С Хрещатика я поднялся к Университету, окунуться в тишь его библиотек, да заодно ознакомиться по атласу с географической обстановкой вокруг этих МинВод, на всякий, если перейду на автостоп, не закатиться чтоб в какой-нибудь Дагестан, или Чечню с Ингушентией.
На карте отыскался Сардахлы, куда наведываются автобусы оптовиков из Степанакерта, но этот центр торговли оказался в Грузии, а караванный путь туда лежит через Армению, так что, как ни крути, стремиться надо в Ереван…

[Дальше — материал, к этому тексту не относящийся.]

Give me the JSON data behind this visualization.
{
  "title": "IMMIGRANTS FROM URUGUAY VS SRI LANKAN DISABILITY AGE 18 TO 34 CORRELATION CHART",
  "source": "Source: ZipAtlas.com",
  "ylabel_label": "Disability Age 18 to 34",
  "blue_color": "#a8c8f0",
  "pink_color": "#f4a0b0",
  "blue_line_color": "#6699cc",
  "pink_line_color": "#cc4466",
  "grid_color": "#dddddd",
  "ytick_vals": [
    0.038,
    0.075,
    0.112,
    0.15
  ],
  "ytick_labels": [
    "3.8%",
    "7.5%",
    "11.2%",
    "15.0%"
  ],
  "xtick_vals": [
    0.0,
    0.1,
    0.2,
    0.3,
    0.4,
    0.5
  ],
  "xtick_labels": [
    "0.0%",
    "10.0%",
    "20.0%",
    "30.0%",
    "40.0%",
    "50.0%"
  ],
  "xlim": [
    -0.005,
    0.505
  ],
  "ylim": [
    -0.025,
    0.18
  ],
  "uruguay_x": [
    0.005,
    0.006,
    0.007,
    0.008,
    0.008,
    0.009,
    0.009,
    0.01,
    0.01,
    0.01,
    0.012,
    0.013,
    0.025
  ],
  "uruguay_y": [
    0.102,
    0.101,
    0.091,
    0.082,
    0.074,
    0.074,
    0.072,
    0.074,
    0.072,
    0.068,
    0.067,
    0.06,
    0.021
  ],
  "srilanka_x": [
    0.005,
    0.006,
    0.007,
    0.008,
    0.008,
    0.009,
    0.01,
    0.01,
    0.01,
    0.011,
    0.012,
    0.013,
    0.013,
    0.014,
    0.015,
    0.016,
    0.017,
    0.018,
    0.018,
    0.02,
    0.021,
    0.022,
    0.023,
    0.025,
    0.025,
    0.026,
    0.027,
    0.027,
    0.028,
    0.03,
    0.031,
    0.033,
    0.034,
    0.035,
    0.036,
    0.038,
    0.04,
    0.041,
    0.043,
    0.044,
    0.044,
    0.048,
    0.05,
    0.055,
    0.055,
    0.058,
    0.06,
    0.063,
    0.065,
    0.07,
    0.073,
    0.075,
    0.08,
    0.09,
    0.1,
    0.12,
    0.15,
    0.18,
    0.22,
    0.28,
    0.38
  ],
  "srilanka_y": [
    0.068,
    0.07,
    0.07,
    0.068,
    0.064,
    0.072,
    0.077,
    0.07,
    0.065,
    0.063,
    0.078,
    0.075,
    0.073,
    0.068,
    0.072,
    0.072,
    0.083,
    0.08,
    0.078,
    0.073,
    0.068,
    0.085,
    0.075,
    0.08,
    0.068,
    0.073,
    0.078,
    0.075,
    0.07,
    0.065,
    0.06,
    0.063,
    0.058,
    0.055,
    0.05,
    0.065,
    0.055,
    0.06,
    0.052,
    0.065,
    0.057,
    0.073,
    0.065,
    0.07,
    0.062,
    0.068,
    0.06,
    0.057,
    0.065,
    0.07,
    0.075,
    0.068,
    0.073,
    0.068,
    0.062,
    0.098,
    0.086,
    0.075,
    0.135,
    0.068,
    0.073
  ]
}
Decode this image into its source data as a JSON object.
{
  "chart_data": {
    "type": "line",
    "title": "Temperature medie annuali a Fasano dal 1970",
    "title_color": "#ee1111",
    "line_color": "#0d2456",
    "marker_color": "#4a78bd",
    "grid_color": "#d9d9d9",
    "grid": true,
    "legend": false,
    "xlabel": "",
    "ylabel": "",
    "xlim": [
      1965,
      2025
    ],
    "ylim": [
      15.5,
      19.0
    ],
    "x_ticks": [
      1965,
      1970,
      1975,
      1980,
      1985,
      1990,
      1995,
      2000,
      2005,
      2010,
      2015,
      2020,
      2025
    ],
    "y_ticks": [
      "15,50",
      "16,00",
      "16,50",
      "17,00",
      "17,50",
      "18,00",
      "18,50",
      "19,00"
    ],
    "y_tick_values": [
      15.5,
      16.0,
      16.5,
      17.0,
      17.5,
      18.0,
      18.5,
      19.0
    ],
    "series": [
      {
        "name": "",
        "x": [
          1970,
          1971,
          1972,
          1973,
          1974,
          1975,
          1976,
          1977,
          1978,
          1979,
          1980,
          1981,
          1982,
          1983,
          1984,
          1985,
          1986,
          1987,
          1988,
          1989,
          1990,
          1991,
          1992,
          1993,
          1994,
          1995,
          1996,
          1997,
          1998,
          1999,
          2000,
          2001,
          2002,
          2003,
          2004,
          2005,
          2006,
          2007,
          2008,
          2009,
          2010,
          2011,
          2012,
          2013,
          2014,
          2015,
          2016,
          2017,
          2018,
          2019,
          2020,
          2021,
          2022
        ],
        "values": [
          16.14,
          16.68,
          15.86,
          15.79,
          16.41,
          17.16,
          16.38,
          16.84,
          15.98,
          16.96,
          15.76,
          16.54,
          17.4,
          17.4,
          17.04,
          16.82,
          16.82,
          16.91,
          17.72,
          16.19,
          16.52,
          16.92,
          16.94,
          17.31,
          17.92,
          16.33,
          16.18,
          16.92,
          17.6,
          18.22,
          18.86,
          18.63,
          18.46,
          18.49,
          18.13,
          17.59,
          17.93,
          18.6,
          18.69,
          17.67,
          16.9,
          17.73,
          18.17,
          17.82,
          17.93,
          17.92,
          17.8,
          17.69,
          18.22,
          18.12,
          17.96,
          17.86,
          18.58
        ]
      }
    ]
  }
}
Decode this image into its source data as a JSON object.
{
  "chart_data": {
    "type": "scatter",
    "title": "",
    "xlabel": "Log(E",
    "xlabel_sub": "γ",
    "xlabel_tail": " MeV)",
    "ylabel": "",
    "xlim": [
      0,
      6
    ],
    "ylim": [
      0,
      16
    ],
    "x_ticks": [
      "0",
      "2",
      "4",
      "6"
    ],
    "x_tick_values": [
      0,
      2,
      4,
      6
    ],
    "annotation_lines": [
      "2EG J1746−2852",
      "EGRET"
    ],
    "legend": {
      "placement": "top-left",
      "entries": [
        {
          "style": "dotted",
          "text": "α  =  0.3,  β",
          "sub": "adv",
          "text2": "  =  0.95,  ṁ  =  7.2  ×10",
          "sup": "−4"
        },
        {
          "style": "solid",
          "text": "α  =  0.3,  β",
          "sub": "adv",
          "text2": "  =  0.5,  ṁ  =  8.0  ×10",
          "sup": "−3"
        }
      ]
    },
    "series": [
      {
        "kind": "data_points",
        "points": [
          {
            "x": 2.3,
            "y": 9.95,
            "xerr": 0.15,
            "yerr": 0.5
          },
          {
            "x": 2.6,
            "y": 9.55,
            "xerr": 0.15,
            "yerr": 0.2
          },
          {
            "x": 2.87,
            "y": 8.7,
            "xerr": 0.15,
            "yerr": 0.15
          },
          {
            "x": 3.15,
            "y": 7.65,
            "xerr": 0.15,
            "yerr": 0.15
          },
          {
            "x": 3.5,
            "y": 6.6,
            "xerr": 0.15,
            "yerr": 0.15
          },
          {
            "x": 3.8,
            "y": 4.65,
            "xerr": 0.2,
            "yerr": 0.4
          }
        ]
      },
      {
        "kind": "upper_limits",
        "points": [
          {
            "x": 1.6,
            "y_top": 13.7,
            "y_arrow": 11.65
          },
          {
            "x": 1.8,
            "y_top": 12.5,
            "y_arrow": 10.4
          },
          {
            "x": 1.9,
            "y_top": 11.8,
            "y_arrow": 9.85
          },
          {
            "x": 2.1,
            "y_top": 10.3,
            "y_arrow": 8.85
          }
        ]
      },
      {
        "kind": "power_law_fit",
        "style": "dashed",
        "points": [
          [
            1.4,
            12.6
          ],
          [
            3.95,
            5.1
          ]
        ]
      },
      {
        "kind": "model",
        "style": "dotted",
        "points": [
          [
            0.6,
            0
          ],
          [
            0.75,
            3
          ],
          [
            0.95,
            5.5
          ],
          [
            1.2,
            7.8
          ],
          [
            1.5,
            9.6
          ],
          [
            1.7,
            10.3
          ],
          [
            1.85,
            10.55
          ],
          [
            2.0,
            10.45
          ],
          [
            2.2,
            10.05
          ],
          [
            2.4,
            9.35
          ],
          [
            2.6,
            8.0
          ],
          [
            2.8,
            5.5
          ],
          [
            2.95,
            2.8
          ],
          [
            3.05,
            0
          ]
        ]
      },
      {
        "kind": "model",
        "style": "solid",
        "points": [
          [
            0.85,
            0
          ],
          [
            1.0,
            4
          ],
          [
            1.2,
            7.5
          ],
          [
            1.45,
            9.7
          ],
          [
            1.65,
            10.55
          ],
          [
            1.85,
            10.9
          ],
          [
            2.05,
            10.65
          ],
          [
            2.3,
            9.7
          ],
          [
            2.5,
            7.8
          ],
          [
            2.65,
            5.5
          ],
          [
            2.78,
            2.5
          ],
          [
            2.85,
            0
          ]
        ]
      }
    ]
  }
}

Мимо Владимирского собора я спустился к площади Победы и завернул в Универмаг "Украина," поднакупить подарков:
теще – хозяйственную сумку,
Ашоту пластмассовый бензовоз за 21 копейку,
Сатэник и Рузанне – сережки, недорогие—по гривне за пару—но в Закавказьи будут смотреться как экзотика,
Эмме просто заколку для волос.
Никого не забыл?
Вот ещё что! Вряд ли гривны имеют хождение в МинВодах, надо б загодя их конвертировать. На любом этаже Универмага пункты обмена на доллары, но по разным курсам – чем выше этаж, тем больше долларов за гривну.
Тут мне вспомнилось, что в обменной будке на остановке трамвая мелькал более высокий курс: можно выгадать долларов пять.
Я вышел на улицу к той выгодной будке в развилке путей и затеял купецкий разговор:
– А продайте-ка мне долла́ров.
– Мы в обмен даём только мелкие купюры, оттого и курс такой высокий.
– Мелкие, но настоящие?
– Да…– изумленно ответили мне,– Так вам сколько?
– А вот на все.
Вышло 80 долларов и еще пара гривен осталась – выкупить багаж из камеры хранения.
На этот раз я выхожу к ЖД Вокзалу не в лоб, а справа, от конечного трамвайного кольца, через галерею остеклённого перехода, где густо выстроились торговцы-коробейники и ласковыми голосами зазывают на свои товары:
– А вот кому шоколадочки? Сладенькие шоколадочки!
– Прищепочки покупаем. В хозяйстве нужно и дешево. Кто забыл? Покупаем прищепочки!
В конце перехода – звуки музыки. Под прозрачной стеной двое оркестрантов – аккордеонист и трубач.
Я растроган: ну, удружили, потрафили – провожают меня с духовой музыкой!
Имея в запасе еще полчаса, опираюсь на стену напротив них.
Между нами текут в противоположных направлениях негустые волны пешеходов, от которых изредка звякают копейки в картонную коробку, водружённую типа дирижёра на табурет перед оркестром.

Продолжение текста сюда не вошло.